At the end of the month, the bloc will meet at its headquarters in Vienna to make a final decision on the future of the deal. Nigeria had been granted an exemption from the quotas due to 2016 being a particularly devastating year for the country’s oil infrastructure.

Just as Nigeria has started to pump more than 1.8 million bpd of crude oil for two consecutive months, the Niger Delta Avengers—the militant group responsible for most of last year’s attacks on Nigeria’s oil infrastructure—returned to the scene with a gruesome message on its website, warning oil companies of a “brutish, brutal and bloody” end to the ceasefire in the oil-rich Delta.

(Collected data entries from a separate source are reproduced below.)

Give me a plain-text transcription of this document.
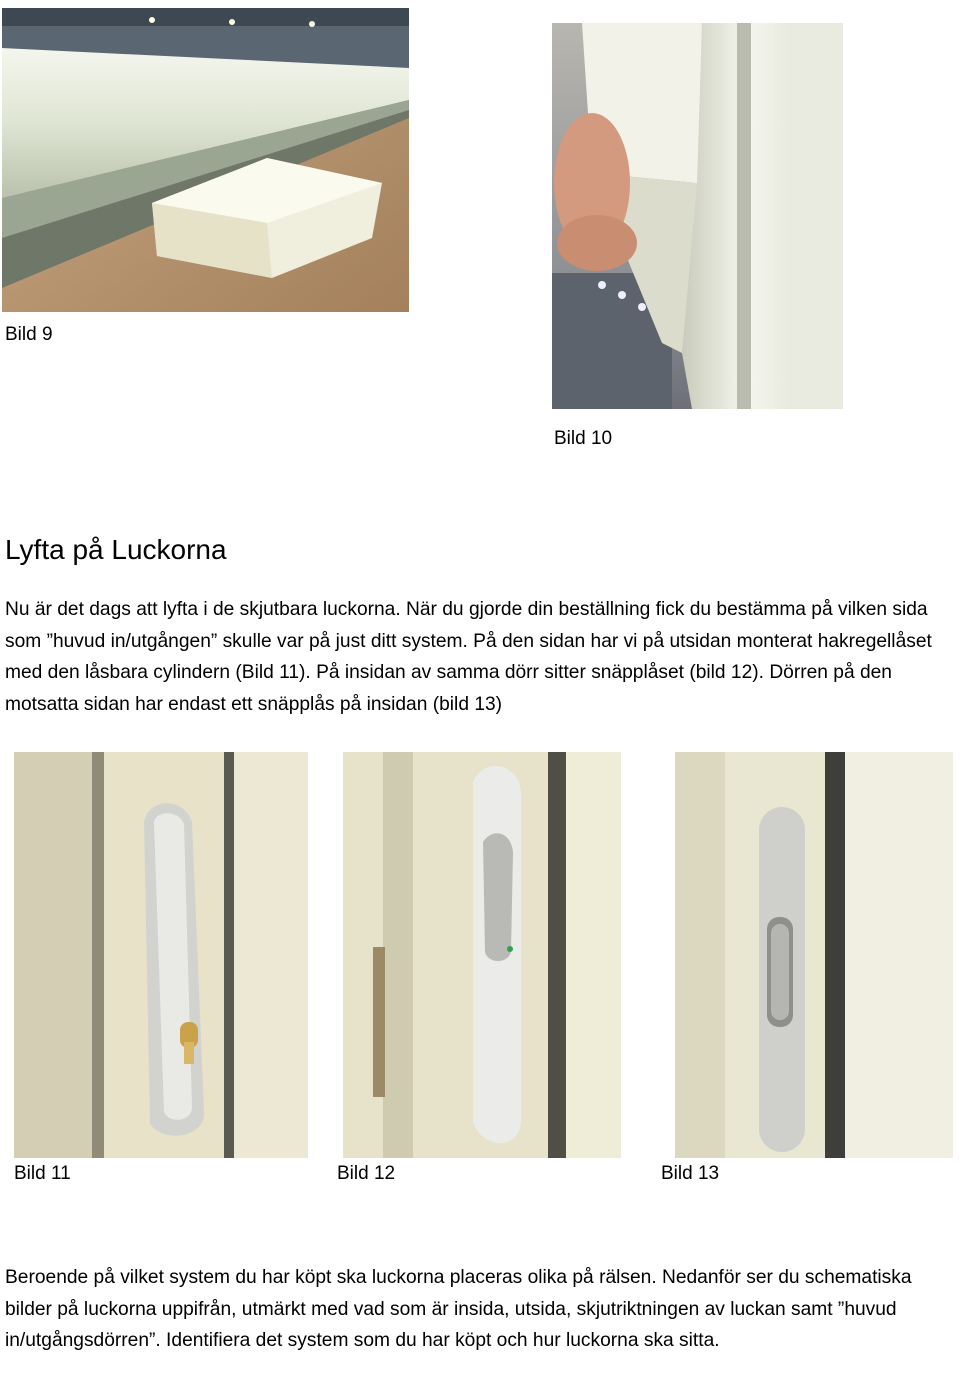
Bild 9
Bild 10
Lyfta på Luckorna
Nu är det dags att lyfta i de skjutbara luckorna. När du gjorde din beställning fick du bestämma på vilken sida som ”huvud in/utgången” skulle var på just ditt system. På den sidan har vi på utsidan monterat hakregellåset med den låsbara cylindern (Bild 11). På insidan av samma dörr sitter snäpplåset (bild 12). Dörren på den motsatta sidan har endast ett snäpplås på insidan (bild 13)
Bild 11	Bild 12	Bild 13
Beroende på vilket system du har köpt ska luckorna placeras olika på rälsen. Nedanför ser du schematiska bilder på luckorna uppifrån, utmärkt med vad som är insida, utsida, skjutriktningen av luckan samt ”huvud in/utgångsdörren”. Identifiera det system som du har köpt och hur luckorna ska sitta.
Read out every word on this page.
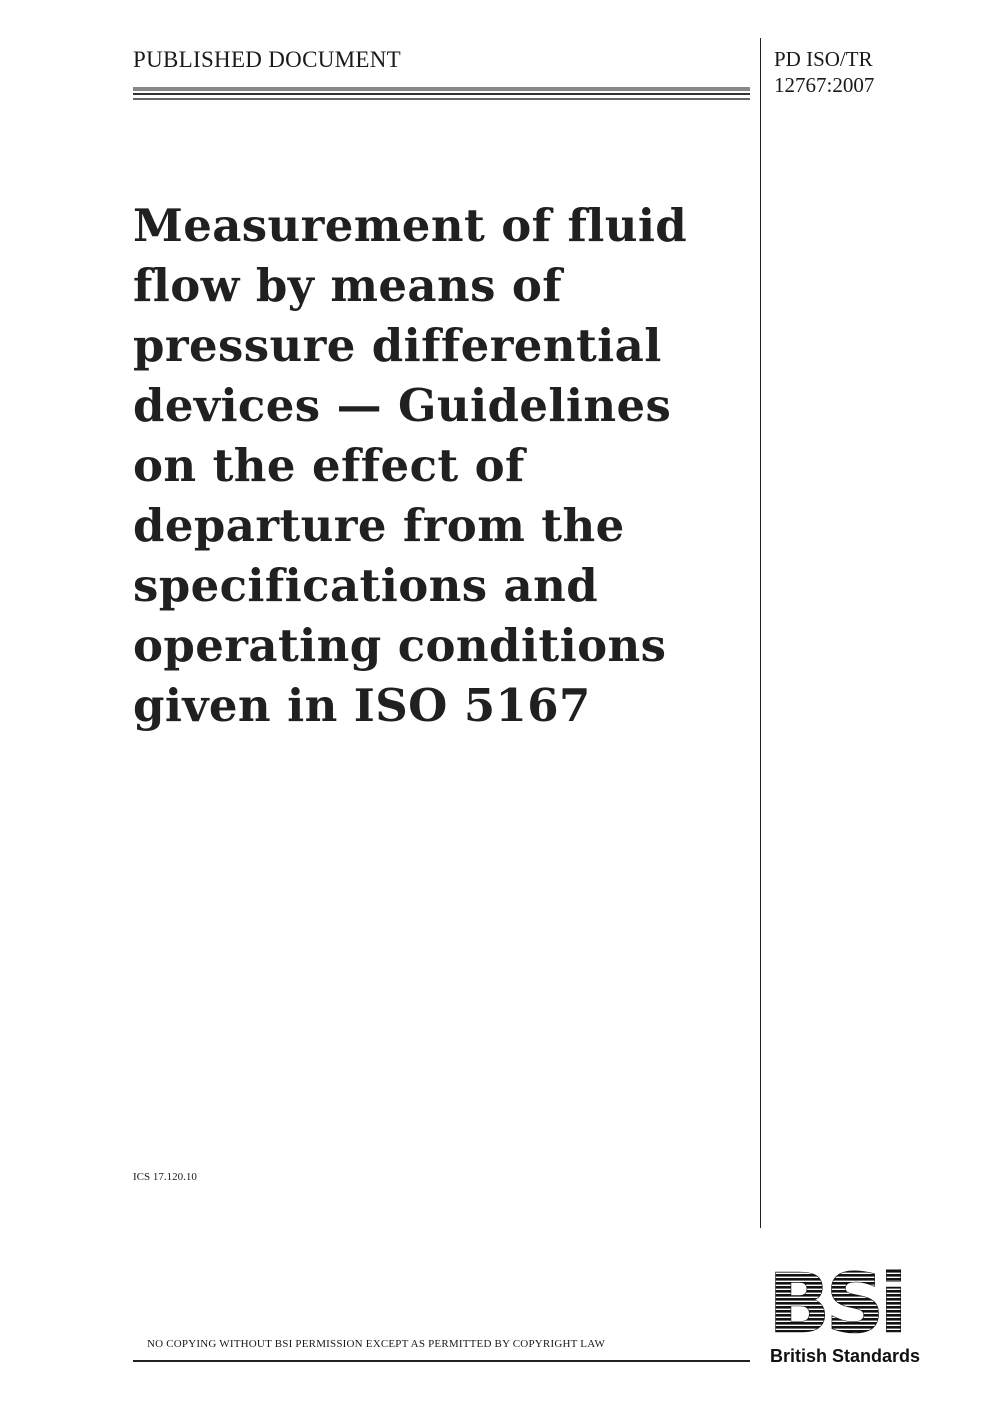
PUBLISHED DOCUMENT	PD ISO/TR
12767:2007
Measurement of fluid
flow by means of
pressure differential
devices — Guidelines
on the effect of
departure from the
specifications and
operating conditions
given in ISO 5167
ICS 17.120.10
NO COPYING WITHOUT BSI PERMISSION EXCEPT AS PERMITTED BY COPYRIGHT LAW BSi
British Standards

 “Message to the oil companies: Our next line of operation will not be like the 2016 campaign which we operated successfully without any casualties; this outing will be brutish, brutal and bloody, as we are shall crush everything we meet on our path to completely put off the fires that burn to flair gas in our communities and cut every pipe that moves crude away from our region. We can assure you that every oil installation in our region will feel warmth of the wrath of the Niger Delta Avengers,” the militant group said in a message on its website posted on Friday.

In related news, a new study showed that oil spills in Nigeria may have claimed the lives of thousands of babies born to mothers who live in areas contaminated by such incidents.

According to the study, published by the CESifo group, given that there were almost 5.3 million live births in Nigeria in 2012 and that around 8.05% of these births took place within 10 kilometers of an oil spill, the authors estimated that oil spills could have killed around 16,000 infants within their first month of life in 2012.